Ces assemblées populaires locales pourraient tout d’abord se fédérer pour organiser un front de résistance aux « politiciens de métier » (p. 38), à commencer par les maires. Les activités sociales alternatives – à commencer par la culture – acquerraient une incarnation politique immédiate et cohérente, permettant de restaurer « la confiance dans un destin collectif » (p. 39). En conclusion de leur présentation, les commentateurs observent que ce projet a peu suscité l’adhésion, même parmi les libertaires eux-mêmes, qui craignent qu’il ne soit trop enclin à l’institutionnalisation. Néanmoins, Gerber et Romero considèrent que Bookchin peut toujours être pertinent et actuel, par les arguments qu’il oppose aux « valeurs productivistes » et aux « facteurs de domination sociale » (p. 44) qui, eux, n’ont pas perdu de leur prégnance.

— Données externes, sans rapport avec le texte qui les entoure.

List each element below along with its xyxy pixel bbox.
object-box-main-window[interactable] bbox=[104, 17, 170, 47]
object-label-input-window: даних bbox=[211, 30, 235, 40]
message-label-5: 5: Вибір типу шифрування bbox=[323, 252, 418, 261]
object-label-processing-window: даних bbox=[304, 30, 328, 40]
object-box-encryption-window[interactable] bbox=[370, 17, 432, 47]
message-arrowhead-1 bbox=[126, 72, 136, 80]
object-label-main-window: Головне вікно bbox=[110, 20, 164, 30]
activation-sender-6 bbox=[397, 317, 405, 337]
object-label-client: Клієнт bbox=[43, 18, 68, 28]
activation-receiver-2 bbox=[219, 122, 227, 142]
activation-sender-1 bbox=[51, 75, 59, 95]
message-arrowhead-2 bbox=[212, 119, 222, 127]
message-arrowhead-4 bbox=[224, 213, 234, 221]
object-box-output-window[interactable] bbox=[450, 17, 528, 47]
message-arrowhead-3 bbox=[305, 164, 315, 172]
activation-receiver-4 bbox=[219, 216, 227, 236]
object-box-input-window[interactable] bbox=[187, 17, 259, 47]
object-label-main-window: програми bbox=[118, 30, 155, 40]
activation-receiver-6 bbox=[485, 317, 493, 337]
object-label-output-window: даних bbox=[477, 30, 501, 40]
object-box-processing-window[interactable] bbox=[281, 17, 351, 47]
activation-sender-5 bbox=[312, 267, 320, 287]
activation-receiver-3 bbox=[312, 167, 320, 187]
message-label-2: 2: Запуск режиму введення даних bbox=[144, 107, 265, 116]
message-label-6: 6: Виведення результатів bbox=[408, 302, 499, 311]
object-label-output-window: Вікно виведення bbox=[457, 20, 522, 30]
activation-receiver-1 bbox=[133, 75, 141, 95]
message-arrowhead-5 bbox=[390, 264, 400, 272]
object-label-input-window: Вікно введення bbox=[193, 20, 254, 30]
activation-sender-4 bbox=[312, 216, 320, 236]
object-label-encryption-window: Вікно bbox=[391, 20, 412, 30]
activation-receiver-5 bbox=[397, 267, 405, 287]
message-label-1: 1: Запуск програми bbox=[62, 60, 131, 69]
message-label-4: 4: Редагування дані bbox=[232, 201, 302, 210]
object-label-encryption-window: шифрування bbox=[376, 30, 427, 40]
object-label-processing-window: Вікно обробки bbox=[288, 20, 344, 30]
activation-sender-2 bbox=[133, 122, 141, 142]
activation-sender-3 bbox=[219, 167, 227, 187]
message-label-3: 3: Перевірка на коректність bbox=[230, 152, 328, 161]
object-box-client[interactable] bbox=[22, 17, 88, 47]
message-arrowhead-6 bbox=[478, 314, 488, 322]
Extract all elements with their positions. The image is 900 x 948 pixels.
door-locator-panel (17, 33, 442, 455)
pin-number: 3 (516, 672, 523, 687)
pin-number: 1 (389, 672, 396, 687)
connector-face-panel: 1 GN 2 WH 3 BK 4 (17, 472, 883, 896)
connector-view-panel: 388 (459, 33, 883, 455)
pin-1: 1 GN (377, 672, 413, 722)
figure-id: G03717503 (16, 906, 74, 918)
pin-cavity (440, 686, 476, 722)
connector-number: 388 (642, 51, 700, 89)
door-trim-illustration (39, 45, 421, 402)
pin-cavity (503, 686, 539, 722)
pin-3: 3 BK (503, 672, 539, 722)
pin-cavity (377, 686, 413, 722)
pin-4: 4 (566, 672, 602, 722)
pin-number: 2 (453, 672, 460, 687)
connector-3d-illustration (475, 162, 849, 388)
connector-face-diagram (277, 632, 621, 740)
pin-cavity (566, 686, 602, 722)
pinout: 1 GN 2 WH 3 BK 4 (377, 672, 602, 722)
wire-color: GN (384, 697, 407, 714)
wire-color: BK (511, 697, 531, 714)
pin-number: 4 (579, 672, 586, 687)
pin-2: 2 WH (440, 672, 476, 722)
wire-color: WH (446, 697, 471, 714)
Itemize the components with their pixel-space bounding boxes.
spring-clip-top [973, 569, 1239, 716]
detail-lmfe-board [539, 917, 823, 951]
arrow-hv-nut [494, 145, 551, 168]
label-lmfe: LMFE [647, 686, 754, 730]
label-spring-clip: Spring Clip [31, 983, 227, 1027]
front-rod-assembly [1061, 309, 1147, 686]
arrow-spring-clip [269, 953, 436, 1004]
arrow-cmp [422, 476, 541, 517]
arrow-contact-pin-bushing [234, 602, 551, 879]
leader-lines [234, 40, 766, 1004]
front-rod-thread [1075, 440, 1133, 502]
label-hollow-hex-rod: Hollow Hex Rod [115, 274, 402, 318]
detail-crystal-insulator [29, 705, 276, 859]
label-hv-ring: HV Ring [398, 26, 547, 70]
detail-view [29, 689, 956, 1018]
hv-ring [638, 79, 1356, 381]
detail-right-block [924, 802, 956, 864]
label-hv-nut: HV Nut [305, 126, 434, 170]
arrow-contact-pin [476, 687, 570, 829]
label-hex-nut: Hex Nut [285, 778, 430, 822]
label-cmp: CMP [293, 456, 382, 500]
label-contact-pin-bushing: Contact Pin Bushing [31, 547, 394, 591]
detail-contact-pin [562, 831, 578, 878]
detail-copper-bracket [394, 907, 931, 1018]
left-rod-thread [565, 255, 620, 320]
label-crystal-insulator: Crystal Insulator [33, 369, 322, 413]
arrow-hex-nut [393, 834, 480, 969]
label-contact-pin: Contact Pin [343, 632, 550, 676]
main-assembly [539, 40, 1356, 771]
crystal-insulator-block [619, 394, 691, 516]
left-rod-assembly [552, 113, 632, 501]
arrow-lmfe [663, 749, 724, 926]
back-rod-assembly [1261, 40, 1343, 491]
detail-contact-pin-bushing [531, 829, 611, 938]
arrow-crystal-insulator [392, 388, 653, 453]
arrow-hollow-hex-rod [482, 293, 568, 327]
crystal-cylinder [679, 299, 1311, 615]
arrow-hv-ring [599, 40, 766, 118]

La seconde partie du petit ouvrage propose de denses extraits de textes de Bookchin (surtout des livres), qui analysent avec une grande créativité critique les systèmes de dominations sociales générés par l’évolution du capitalisme, plaçant les exigences écologiques légèrement en retrait derrière la nécessité d’une émancipation humaine, sociale, collective.

Conclusion

Au total, la collection dirigée par Serge Latouche a proposé, au sujet de Jacques Ellul et Murray Bookchin, deux petits livres complets et stimulants, mais néanmoins clairs et concis. On appréciera la volonté d’interroger l’histoire d’un concept – la décroissance – à l’aune des travaux de penseurs qui ne l’ont jamais revendiqué directement. La démarche est donc ambitieuse et, à travers la grande richesse des idées développées ainsi que la rigueur des analyses, on tombe facilement sous le charme de deux pensées aussi denses qu’inspirées – et pourtant très différentes. Les présentations des commentateurs (Serge Latouche, Vincent Gerber et Floréal Romero) sont légères mais instructives : on regrettera simplement que quelques lignes à peine (voire moins) soient consacrées à la recontextualisation et à la biographie des penseurs commentés. En revanche, les extraits de textes s’avèrent extrêmement riches et précieux, et on pourra saluer le travail de recherche qui a du précéder leur sélection et leur publication. Des livres qui annoncent des apports très prometteurs de la part de cette collection, et, plus largement, de la part des théories de la décroissance.